W niedzielnym meczu z Widzewem Łódź Dieguez nie znalazł się nawet na ławce rezerwowych. Trener Adrian Siemieniec pytany o to na pomeczowej konferencji prasowej powiedział krótko, że ta sytuacja, iż Hiszpan znalazł się poza kadrą na ten mecz, zależy wyłącznie od piłkarza.

Reklama

Po rozmowach przedstawicieli klubu z zawodnikiem obie strony doszły do wniosku, że dotychczasowa formuła współpracy się wyczerpała, a najlepszym rozwiązaniem będzie rozstanie w atmosferze wzajemnego szacunku - poinformowała Jagiellonia. Według wcześniejszych medialnych informacji, hiszpański obrońca źle znosił sytuację, w której - po długim leczeniu kontuzji - nie odzyskał miejsca w pierwszym składzie.

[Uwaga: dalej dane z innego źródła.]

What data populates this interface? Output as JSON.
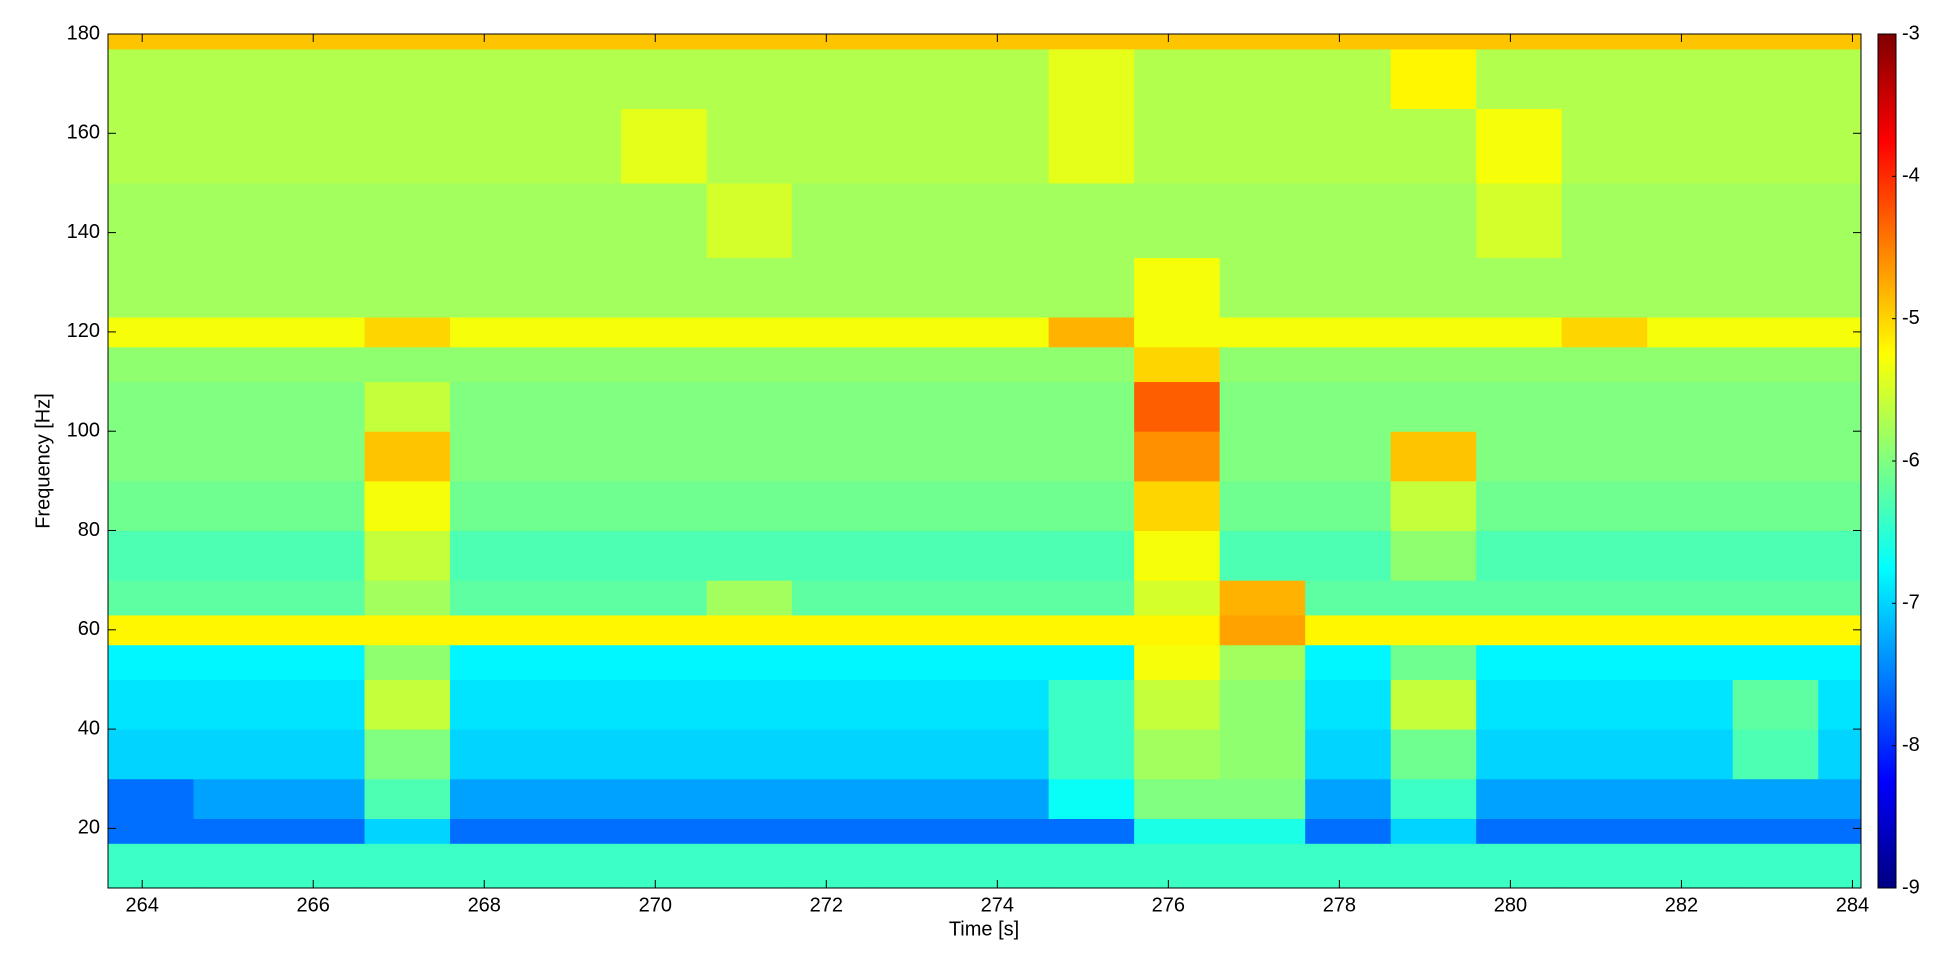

Dieguez w tym sezonie nie zagrał

29-letni obecnie Dieguez trafił do Jagiellonii dwa lata temu, rozegrał w tym zespole łącznie ponad 60 oficjalnych spotkań, zdobył jedną bramkę i miał cztery asysty; był ważnym zawodnikiem w składzie, który w sezonie 2023/2024 zdobył mistrzostwo Polski. Podczas zimowych przygotowań w Turcji w połowie poprzedniego sezonu odniósł poważną kontuzję, która na kilka miesięcy wyeliminowała go z gry.

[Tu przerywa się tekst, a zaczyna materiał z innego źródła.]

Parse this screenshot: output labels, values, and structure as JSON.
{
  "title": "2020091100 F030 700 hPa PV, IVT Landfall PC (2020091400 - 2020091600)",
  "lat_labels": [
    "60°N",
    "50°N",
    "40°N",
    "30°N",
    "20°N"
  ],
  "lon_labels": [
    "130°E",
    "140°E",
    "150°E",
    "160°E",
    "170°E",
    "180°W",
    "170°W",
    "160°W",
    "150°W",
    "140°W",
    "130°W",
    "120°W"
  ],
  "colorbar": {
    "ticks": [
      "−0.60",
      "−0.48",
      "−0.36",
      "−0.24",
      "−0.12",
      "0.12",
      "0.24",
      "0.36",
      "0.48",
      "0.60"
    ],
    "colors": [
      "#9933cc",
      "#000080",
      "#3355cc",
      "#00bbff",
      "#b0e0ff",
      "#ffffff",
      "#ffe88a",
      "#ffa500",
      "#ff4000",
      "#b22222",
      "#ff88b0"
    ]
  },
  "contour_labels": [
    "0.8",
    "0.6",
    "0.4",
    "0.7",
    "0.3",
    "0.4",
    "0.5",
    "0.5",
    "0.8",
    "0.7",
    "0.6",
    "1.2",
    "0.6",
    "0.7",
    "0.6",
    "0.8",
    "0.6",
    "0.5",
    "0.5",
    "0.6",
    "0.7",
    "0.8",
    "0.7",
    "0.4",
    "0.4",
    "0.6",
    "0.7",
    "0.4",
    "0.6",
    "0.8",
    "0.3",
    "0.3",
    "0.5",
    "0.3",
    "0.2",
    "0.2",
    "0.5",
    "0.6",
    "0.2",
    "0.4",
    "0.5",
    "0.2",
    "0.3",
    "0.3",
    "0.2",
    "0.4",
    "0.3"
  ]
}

W ostatnim czasie już jednak normalnie trenował, ale w tym sezonie nie zagrał ani w obu meczach ligowych, ani w meczu eliminacji Ligi Konferencji.

Jagiellonia została z trzema stoperami

Rozwiązanie z nim umowy oznacza, że Jagiellonia ma nominalnie w kadrze teraz trzech stoperów, w tym dwóch zupełnie nowych - Portugalczyka Bernardo Vitala i Japończyka Yuki Kobayashiego oraz Słoweńca Dusana Stojinovica. Przed sezonem z klubu odszedł do Lecha Poznań Mateusz Skrzypczak.